Model Building in Mathematical Programming published in fifth edition
- Author: H.P. Williams
- Date: 04 Apr 2013
- Copyright: Photograph appears courtesy of Professor Williams. Professor Williams in his home county of Cornwall and his current project of walking around the coast of Britain-in stages.
A fifth edition of the widely read Model Building in Mathematical Programming has just been published. The first edition was published in 1978. In this article, H.P. Williams explains his original motivation and objectives in writing the book, how it has been modified and updated over the years, what is new in this edition and why it has maintained its relevance and popularity over the years.
This book has mirrored many of the developments in Mathematical Programming (Linear and Discrete Optimisation, usually known as Linear and Integer Programming) over more than three decades. I first met the subject in the late 1960s, during a vacation job, when I was a student. I was asked to formulate a model for a production/marketing problem in an engineering factory in my native Cornwall. This was a very satisfying (although slow) way to learn about the subject, but it forced me to face many of the practical issues of Operational Research (inaccuracy, unavailability and incompatibility data and redefining the ‘real’ problem in the light of critical examination of the first solution). I also realised that a major aspect of the problem required integer programming IP. At that time rudimentary software was available for linear programming (LP) but not IP. Also the preparation of the input required representation in terms of a large matrix of coefficients (MPS format) on punched cards. However the project was a ‘success’ in the sense that it revealed aspects of the organisation that had become obscured in organisational detail. Subsequently I realised that many aspects of the ‘solution’ were predictable without LP, suggesting the subsequent development of ‘Reduce/Presolve’ procedures.
In some ways learning 'on the job' gave me a deeper understanding than that which could have been gained from formal courses.
Later, on joining IBM, I worked on the development of the MPSX package. This was a massive package running on large mainframe computers. Models of a few hundred constraints and variables could take hours to solve. There was ‘big money’ involved as the major oil companies were heavily into LP and would spend large sums of money on the best hardware and package. During this time I developed a REDUCE module for the package as well as getting deeply involved in algorithmic theory. I also got involved with customers in the UK, Europe and North America helping them build their models and interpreting their requirements for enhanced software. The rule of thumb, in IBM, was that 40% of first models, built by customers, were infeasible and 40% were unbounded. Many were inaccurate and obscure to understand.
All of this was valuable experience which I incorporated in the book, when I returned to academia. In some ways learning ‘on the job’ gave me a deeper understanding than that which would have been gained from formal courses.
What became (and still is) particularly challenging in the 1970s was the modelling and solution of IPs. I incorporated some of the new theory which I, and others, had developed on this topic in the book. A major part of the book is the (now 29) problems, based on real life experience as well as published material. In the new edition, I give some more information on the origins of some of the problems. Many of these have become benchmarks for researchers and foundations for commercial models in many industries. While many of the models were difficult to solve in the 1970s, many are now easy to solve on laptop computers. However their structures are still very informative. A number of the models (particularly those requiring IP) are still difficult, or impossible to solve unless built in an efficient manner. This is particularly true of the five new models in the fifth edition including two in the rapidly developing area of molecular biology. With IP, if a model is badly built it can be impossible to solve. What's more the incorporation of conditions requiring IP is sometimes far from straightforward. However, the potential areas of application are vast. These considerations and the systematisation of the modelling process are all covered in the book. I continue to find papers written on problems and areas, which I am not aware of, which quote the book.

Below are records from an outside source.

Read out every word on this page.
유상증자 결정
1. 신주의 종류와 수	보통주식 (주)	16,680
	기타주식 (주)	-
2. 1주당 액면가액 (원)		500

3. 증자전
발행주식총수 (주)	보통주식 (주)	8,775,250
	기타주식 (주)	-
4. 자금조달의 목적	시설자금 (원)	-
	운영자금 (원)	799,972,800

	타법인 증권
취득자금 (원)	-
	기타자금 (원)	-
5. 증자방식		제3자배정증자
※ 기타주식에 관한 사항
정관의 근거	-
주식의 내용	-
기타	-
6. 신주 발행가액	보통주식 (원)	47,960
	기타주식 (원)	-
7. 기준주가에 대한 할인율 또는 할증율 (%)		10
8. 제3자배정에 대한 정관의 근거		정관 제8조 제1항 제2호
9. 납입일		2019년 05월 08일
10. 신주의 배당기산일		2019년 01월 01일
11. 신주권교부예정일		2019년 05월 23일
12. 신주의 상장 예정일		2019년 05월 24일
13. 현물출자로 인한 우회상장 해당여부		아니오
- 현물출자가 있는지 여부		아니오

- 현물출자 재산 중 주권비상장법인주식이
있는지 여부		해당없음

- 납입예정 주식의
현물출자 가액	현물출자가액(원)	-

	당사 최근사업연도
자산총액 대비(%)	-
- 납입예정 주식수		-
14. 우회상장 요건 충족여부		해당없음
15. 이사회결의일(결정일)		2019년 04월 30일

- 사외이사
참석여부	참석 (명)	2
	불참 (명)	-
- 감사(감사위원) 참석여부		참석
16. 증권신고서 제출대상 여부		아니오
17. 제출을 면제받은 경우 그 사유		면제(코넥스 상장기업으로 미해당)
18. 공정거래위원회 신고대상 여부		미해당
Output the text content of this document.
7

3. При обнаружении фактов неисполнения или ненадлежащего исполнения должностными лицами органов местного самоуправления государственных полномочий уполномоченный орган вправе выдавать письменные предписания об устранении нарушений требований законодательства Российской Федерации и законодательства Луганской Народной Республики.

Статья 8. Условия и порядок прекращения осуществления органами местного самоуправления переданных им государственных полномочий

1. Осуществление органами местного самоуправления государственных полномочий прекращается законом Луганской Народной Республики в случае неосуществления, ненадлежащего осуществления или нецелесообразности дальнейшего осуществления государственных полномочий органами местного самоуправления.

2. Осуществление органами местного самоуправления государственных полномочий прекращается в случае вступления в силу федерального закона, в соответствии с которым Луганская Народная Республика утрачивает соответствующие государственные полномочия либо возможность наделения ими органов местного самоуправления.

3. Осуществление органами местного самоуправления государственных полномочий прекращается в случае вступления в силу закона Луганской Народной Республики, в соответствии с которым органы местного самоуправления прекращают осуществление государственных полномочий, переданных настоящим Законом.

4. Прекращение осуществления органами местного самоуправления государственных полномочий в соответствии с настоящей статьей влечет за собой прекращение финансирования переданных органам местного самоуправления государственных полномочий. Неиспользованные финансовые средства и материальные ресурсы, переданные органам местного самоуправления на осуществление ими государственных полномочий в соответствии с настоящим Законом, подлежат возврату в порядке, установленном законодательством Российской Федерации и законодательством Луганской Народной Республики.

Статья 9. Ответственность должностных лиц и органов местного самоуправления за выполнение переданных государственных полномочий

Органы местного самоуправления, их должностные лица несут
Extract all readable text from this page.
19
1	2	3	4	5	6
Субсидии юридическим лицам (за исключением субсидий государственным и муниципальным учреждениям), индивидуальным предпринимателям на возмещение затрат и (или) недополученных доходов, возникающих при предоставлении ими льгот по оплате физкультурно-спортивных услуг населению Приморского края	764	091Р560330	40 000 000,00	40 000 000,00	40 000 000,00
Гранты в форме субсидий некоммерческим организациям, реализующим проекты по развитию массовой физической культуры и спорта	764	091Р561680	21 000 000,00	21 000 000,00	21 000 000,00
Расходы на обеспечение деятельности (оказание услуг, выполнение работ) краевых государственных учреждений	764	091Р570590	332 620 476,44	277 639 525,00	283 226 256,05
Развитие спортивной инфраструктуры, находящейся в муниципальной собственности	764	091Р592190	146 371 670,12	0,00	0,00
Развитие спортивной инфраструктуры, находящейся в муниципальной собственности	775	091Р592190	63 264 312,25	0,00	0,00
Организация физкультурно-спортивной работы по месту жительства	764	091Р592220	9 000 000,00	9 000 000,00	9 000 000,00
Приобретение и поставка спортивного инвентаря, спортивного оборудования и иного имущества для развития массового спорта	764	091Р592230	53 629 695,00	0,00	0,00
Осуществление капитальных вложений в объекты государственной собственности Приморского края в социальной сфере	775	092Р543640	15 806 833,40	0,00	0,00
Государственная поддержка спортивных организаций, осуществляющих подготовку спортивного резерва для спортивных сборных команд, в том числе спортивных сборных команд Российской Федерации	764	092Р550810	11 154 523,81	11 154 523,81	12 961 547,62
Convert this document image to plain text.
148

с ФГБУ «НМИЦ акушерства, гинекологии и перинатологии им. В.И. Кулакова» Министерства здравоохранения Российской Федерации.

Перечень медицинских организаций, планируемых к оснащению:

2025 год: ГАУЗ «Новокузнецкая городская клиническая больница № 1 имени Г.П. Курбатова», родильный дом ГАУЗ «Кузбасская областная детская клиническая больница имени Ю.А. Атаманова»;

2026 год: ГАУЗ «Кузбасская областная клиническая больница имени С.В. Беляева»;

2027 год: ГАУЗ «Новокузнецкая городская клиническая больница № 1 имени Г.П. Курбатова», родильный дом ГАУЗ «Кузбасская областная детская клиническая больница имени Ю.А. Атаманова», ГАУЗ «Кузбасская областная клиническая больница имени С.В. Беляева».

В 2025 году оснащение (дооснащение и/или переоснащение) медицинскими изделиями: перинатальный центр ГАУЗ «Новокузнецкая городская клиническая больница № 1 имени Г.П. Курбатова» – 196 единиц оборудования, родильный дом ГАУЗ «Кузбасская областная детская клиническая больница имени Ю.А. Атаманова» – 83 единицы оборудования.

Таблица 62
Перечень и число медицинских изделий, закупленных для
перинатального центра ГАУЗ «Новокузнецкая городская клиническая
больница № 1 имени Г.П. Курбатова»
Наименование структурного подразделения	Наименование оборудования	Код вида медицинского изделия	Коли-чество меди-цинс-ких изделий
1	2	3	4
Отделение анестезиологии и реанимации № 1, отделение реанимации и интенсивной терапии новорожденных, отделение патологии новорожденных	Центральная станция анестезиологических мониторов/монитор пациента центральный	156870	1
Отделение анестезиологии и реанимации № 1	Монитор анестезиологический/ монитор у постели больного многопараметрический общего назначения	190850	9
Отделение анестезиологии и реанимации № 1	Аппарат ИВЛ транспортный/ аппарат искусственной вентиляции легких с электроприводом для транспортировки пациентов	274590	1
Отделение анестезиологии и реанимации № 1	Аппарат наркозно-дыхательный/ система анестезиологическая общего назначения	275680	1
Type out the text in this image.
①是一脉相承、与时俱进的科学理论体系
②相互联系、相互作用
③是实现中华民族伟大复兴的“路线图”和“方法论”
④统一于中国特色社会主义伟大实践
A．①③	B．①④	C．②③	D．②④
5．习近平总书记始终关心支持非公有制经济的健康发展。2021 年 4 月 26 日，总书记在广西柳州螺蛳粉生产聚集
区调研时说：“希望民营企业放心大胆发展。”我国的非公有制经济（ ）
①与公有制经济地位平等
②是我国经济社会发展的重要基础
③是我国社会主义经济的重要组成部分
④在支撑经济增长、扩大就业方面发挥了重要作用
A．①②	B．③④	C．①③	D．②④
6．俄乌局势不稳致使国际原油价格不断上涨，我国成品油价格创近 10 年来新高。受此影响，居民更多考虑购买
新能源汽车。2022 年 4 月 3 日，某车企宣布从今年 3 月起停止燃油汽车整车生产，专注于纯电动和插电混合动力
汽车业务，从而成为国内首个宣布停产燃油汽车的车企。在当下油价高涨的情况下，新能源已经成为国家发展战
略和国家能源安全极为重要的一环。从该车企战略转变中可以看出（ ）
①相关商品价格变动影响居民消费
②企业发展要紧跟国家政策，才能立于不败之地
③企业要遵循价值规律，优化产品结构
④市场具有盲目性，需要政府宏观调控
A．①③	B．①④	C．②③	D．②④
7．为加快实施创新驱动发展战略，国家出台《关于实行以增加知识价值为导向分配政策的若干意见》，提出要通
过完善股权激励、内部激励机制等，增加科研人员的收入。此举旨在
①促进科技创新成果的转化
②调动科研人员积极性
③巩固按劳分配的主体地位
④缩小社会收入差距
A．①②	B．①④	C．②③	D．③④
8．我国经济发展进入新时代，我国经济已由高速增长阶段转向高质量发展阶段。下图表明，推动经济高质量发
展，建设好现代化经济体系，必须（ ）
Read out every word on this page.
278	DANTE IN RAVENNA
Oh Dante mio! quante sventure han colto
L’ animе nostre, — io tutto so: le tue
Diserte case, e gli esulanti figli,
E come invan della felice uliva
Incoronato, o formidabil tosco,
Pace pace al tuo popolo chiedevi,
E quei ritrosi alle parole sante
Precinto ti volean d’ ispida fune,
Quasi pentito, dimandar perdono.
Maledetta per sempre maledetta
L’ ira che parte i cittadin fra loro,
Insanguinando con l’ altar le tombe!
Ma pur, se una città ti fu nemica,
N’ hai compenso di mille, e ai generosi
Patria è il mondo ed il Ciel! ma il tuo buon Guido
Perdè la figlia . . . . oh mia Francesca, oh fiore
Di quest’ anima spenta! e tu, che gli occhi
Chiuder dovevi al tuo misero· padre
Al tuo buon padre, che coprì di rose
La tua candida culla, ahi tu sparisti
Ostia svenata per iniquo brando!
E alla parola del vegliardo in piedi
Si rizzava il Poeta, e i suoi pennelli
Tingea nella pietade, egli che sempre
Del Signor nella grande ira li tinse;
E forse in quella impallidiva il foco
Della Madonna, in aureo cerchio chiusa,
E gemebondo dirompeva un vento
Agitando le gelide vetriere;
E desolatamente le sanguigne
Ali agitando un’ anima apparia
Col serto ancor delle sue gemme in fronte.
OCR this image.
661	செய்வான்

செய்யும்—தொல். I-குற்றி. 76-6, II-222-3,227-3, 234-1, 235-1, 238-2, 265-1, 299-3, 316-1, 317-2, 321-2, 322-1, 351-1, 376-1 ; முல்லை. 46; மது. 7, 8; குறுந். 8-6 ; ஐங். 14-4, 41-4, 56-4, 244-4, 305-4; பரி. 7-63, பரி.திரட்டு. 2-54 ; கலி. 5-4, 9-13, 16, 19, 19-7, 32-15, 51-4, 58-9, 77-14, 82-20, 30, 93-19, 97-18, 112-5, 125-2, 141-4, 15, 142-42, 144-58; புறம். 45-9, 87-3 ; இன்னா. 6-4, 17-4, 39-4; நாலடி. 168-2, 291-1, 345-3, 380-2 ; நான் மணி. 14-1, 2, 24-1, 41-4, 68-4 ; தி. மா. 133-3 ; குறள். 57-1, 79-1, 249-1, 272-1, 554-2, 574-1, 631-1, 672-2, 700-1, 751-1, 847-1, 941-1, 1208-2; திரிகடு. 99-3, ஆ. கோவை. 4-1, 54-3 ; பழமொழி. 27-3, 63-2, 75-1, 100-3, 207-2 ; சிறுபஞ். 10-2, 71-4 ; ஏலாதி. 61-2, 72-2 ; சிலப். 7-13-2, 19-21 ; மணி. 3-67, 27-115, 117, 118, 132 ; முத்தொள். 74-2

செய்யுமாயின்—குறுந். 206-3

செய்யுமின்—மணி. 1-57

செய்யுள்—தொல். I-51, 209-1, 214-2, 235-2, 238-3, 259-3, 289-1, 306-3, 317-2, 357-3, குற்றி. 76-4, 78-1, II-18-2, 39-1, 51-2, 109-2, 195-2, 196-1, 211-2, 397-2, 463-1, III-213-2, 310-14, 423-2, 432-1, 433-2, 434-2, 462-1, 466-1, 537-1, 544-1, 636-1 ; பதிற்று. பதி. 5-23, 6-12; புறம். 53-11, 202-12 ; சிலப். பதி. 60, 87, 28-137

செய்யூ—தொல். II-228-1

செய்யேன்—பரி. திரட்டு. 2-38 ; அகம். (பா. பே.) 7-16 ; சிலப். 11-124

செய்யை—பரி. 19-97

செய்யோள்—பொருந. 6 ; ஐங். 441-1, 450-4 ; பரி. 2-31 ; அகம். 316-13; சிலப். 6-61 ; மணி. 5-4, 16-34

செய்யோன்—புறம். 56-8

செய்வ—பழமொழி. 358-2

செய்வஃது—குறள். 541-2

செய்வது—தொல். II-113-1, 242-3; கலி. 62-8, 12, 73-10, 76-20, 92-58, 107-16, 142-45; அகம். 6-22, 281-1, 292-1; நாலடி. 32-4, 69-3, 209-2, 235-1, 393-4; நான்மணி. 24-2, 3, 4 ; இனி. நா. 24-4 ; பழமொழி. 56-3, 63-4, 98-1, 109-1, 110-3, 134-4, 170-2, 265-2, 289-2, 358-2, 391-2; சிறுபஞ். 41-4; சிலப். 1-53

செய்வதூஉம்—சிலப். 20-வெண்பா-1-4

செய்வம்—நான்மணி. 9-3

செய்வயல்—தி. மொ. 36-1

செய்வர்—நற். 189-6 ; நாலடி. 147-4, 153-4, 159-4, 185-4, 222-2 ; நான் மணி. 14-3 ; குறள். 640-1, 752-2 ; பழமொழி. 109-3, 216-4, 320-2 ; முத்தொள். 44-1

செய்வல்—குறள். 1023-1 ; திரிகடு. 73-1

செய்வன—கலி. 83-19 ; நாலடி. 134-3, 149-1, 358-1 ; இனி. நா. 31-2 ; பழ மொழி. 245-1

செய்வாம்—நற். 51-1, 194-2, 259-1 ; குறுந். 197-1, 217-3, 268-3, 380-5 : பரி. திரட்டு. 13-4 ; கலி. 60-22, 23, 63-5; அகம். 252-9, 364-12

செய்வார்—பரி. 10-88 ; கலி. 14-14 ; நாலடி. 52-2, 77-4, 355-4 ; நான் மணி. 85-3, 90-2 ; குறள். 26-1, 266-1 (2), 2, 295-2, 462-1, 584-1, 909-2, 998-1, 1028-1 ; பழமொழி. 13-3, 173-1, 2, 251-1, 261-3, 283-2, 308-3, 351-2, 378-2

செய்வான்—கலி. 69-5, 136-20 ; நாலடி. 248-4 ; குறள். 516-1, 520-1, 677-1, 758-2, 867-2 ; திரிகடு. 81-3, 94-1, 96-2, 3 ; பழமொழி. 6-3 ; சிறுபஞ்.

In spite of the tremendous advances in computing power and ‘user-friendly’ software the thorough understanding of a problem and its mathematical modelling is the most important part of the practical application of Mathematical Programming and Operational Research, in general.
In the late 1970s and 1980s, I played a part in developing modelling languages which enabled users to focus their attention on the ‘problem’ and the model rather than the internal data structures in the optimisation package. This has been illustrated in the NEWMAGIC (an analogue of ‘New Labour’ !) language illustrated in the new edition.
The book (which has evolved considerably since the first edition) continues to be in demand and cited and used by many academics, researchers and practitioners. It has been translated into a number of different languages. In spite of the tremendous advances in computing power and ‘user-friendly’ software the thorough understanding of a problem and its mathematical modelling is the most important part of the practical application of Mathematical Programming and Operational Research, in general.